Grading a small programming competition

This year I co-organised and co-judged the first ever programming competition at my home university in Leuven. For the sake of honesty, transparency and fairness, here is an account of how I graded the questions that I contributed to the competition. I took this entire thing as a fun little bash scripting challenge.

Let's see how far I got.

Rules

The competitors ...

... got the question in the form of a pdf file.
... got the all the input files (*.in)
... got the sample fields (sample.in and sample.out)
... had to send me an email with subject [<QUESTION>] <team name> containing their output files (*.out) and their code.

Luckily team names where distinct. Sadly there were no rules against really annoying team names.
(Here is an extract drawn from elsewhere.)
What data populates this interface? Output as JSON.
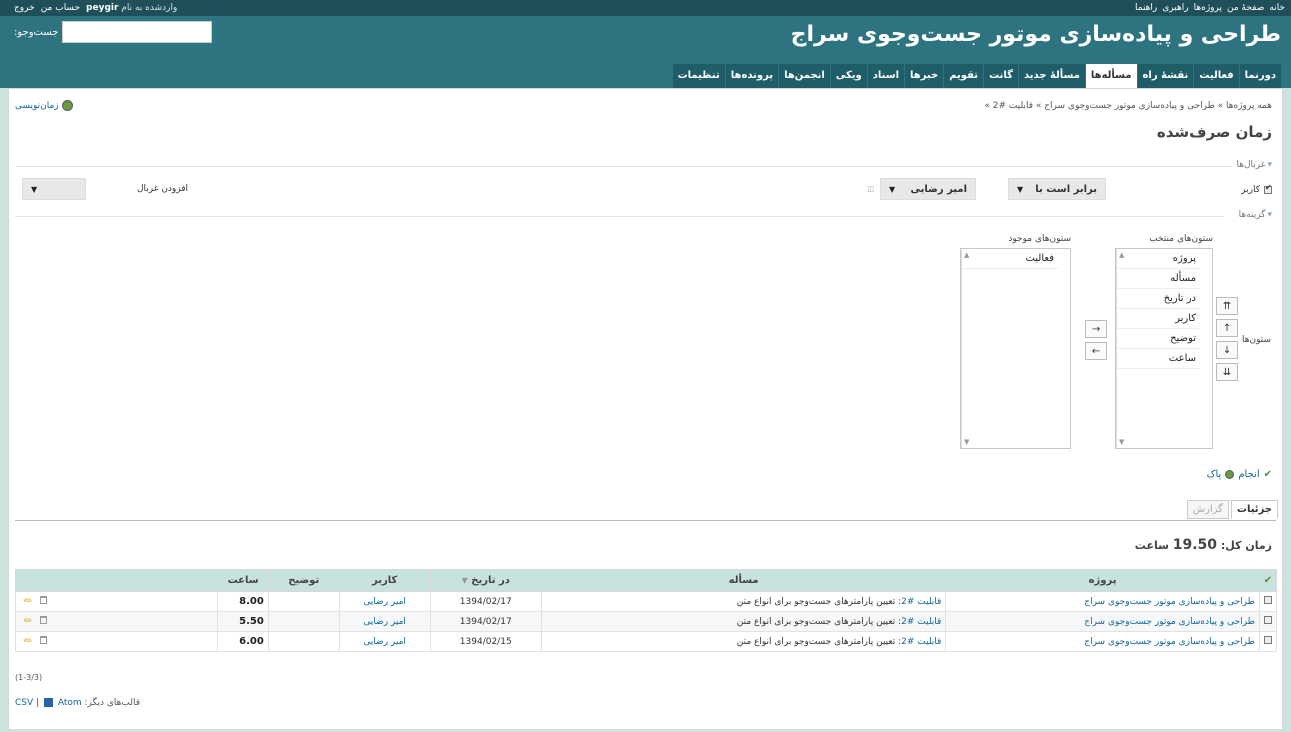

There was one team named '; DROP TABLE Participants;. Let's just say that I ended up not liking them very much.

Collecting the data

At the moment I just have a mailbox full of submissions. They don't even all conform to the format as laid out in the rules. They will be ignored. Too bad.
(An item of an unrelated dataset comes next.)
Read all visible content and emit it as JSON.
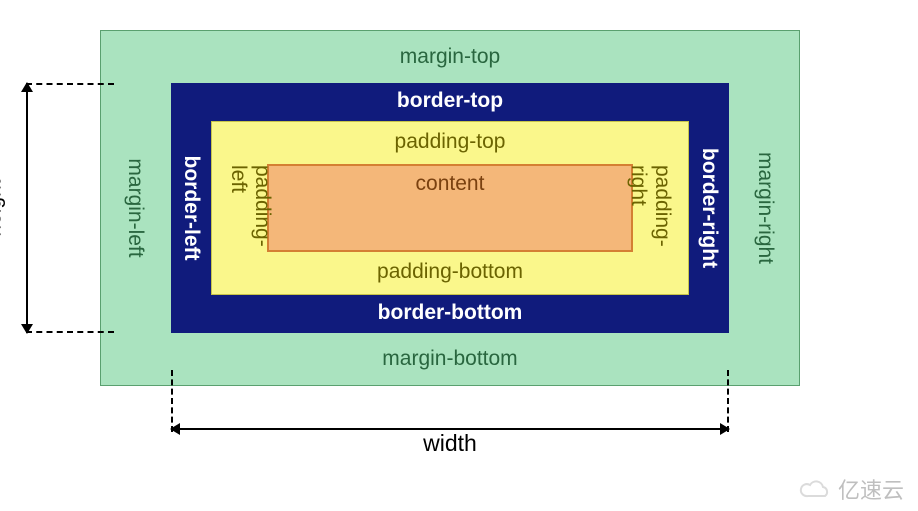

I wrote a script to get the right emails out of my mailbox and to each put them in a directory that would later house the submission files:

MAIL="$HOME/.mail"
DATA="$HOME/wina/submissions"

for q in Domino Munten
do
  for mail in $(grep --files-with-matches --recursive "Subject: \[$q\]" "$MAIL")
  do
    team=$(grep --only-matching "Subject: \[$q\] \(.*$\)" "$mail" | cut --delimiter="]" --fields=2)
    dir="$DATA/$team/$q"
    mkdir --parents "$dir"
    cp "$mail" "$dir"
    munpack -C "$dir" "$(basename $mail)"
  done
done

Domino and Munten are the names of the questions and my mails are stored in a Maildir. munpack gets the attachments out of the individual emails and puts them in the same directory.

Now I have a directory with a subdirectory for each team that look somewhat like this:

└── <Team Name>
    └── <Question>
        ├── email
        ├── test.in
        ├── test.out
        └── code.whatever

Scoring the submissions

Now I have a structured directory of submissions. It should be easy to get the scores, right? This is where '; DROP TABLE Participants; became very annoying.

Here's the script that extracts the scores.

DIR="$HOME/wina"
EXPECTED_DIR="$DIR/outputs"
GIVEN_DIR="$DIR/submissions"

cd $GIVEN_DIR
ls -1 > /tmp/teams.txt
while read t
do
  total_lines="0"
  wrong_lines="0"

  for q in Domino Munten
  do       
    rdir="$GIVEN_DIR/ $t/$q"
    edir="$EXPECTED_DIR/$q"
    for i in $edir/*.out
    do
      exp="$i"
      real="$rdir/$(basename $i)"

      exp_lines=$(cat $exp | wc -l)
      if [[ -f "$real" ]]
      then
        diff_lines="$(diff --side-by-side --suppress-common-lines $exp "$real" | grep ">" | wc -l)"
      else                                                 
        diff_lines="$exp_lines"                            
      fi                                                   
      wrong_lines=$(($wrong_lines + $diff_lines))          
      total_lines=$(($total_lines + $exp_lines))           
    done                              

    correct_lines=$((total_lines - wrong_lines))
    echo "$t, $q: $correct_lines / $total_lines"
  done
done < /tmp/teams.txt

Note that I couldn't write for t in $(ls -1) because of '; DROP TABLE Participants;. I had to store the teams in a file and get them out line by line to make sure that the unescaped control characters didn't mess up the script. It took me a few tries to get this to work correctly, so I'm very glad they didn't name their team '; rm -rf ~;!

Lessons learned

Unix tools are awesome.
Don't try to organise a programming competition based on email.
Don't do anything manually when grading a programming competition.
Prepare to sanitize your input.